The current view of MIRI’s research scientists is that if smarter-than-human AI is developed this decade, the result will be an unprecedented catastrophe. The CAIS Statement, which was widely endorsed by senior researchers in the field, states:
Mitigating the risk of extinction from AI should be a global priority alongside other societal-scale risks such as pandemics and nuclear war.We believe that if researchers build superintelligent AI with anything like the field’s current technical understanding or methods, the expected outcome is human extinction.
“Research labs around the world are currently building tech that is likely to cause human extinction” is a conclusion that should motivate a rapid policy response. The fast pace of AI, however, has caught governments and the voting public flat-footed. This document will aim to bring readers up to speed, and outline the kinds of policy steps that might be able to avert catastrophe.
Key points in this document:
1. There isn’t a ceiling at human-level capabilities.
The signatories on the CAIS Statement included the three most cited living scientists in the field of AI: Geoffrey Hinton, Yoshua Bengio, and Ilya Sutskever. Of these, Hinton has said: “If I were advising governments, I would say that there’s a 10% chance these things will wipe out humanity in the next 20 years. I think that would be a reasonable number.” In an April 2024 Q&A, Hinton said: “I actually think the risk is more than 50%, of the existential threat.”
The underlying reason AI poses such an extreme danger is that AI progress doesn’t stop at human-level capabilities. The development of systems with human-level generality is likely to quickly result in artificial superintelligence (ASI): AI that substantially surpasses humans in all capacities, including economic, scientific, and military ones.

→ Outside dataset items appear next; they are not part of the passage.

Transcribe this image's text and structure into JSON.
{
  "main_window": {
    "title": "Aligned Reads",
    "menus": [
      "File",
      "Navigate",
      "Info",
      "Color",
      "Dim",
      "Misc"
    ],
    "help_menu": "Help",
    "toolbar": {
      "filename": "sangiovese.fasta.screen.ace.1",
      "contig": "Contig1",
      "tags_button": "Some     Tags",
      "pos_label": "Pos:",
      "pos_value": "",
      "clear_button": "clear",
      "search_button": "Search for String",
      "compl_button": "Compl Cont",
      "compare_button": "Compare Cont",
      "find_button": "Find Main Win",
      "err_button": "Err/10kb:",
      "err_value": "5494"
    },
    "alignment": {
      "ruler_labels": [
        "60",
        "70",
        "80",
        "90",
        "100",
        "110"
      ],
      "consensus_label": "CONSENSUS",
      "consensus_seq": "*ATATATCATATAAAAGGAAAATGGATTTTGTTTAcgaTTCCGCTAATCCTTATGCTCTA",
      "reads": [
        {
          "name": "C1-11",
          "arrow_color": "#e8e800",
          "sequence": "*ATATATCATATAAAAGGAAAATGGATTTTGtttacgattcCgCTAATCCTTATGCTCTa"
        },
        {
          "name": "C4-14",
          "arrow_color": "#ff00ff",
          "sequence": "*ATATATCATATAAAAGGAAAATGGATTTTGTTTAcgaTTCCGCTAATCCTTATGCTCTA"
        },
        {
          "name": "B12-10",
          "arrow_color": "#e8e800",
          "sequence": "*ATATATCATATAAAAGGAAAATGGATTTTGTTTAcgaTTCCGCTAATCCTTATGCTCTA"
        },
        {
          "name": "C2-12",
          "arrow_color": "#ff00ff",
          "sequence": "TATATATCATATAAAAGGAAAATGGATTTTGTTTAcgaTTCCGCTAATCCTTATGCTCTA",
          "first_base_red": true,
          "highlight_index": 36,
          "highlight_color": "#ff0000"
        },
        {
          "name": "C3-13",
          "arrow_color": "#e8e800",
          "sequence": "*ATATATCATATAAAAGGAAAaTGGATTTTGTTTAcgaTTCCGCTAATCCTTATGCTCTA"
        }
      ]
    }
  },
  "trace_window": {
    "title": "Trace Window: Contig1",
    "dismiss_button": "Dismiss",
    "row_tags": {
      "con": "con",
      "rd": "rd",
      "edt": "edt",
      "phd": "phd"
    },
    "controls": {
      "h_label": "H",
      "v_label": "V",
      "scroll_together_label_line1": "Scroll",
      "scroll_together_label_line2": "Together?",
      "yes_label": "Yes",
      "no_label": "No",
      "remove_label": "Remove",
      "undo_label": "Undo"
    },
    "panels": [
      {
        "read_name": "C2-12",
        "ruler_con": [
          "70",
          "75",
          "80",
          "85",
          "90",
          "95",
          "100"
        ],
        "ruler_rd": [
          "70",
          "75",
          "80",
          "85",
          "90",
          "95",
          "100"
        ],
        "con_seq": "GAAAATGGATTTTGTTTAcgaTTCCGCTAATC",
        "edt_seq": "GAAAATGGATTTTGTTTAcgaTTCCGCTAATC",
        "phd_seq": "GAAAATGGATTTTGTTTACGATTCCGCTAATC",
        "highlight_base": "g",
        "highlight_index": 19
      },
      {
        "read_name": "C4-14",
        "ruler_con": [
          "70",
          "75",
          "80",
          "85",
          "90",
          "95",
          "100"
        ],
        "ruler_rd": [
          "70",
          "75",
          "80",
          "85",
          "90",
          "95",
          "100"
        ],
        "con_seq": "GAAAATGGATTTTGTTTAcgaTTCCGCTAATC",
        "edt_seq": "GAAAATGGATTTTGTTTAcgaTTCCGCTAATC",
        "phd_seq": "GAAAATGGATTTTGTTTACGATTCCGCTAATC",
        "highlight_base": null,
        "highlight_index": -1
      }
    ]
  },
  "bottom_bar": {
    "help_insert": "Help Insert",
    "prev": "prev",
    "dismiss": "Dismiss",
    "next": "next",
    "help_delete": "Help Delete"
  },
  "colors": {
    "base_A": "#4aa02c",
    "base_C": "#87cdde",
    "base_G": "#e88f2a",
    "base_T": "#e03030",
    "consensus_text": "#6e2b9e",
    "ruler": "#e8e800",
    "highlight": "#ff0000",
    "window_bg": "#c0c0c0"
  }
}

Historically, when the world has found a way to automate a computational task, we’ve generally found that computers can perform that task far better and faster than humans, and at far greater scale. This is certainly true of recent AI progress in board games and protein structure prediction, where AIs spent little or no time at the ability level of top human professionals before vastly surpassing human abilities. In the strategically rich and difficult-to-master game Go, AI went in the span of a year from never winning a single match against the worst human professionals, to never losing a single match against the best human professionals. Looking at a specific system, AlphaGo Zero: In three days, AlphaGo Zero went from knowing nothing about Go to being vastly more capable than any human player, without any access to information about human games or strategy.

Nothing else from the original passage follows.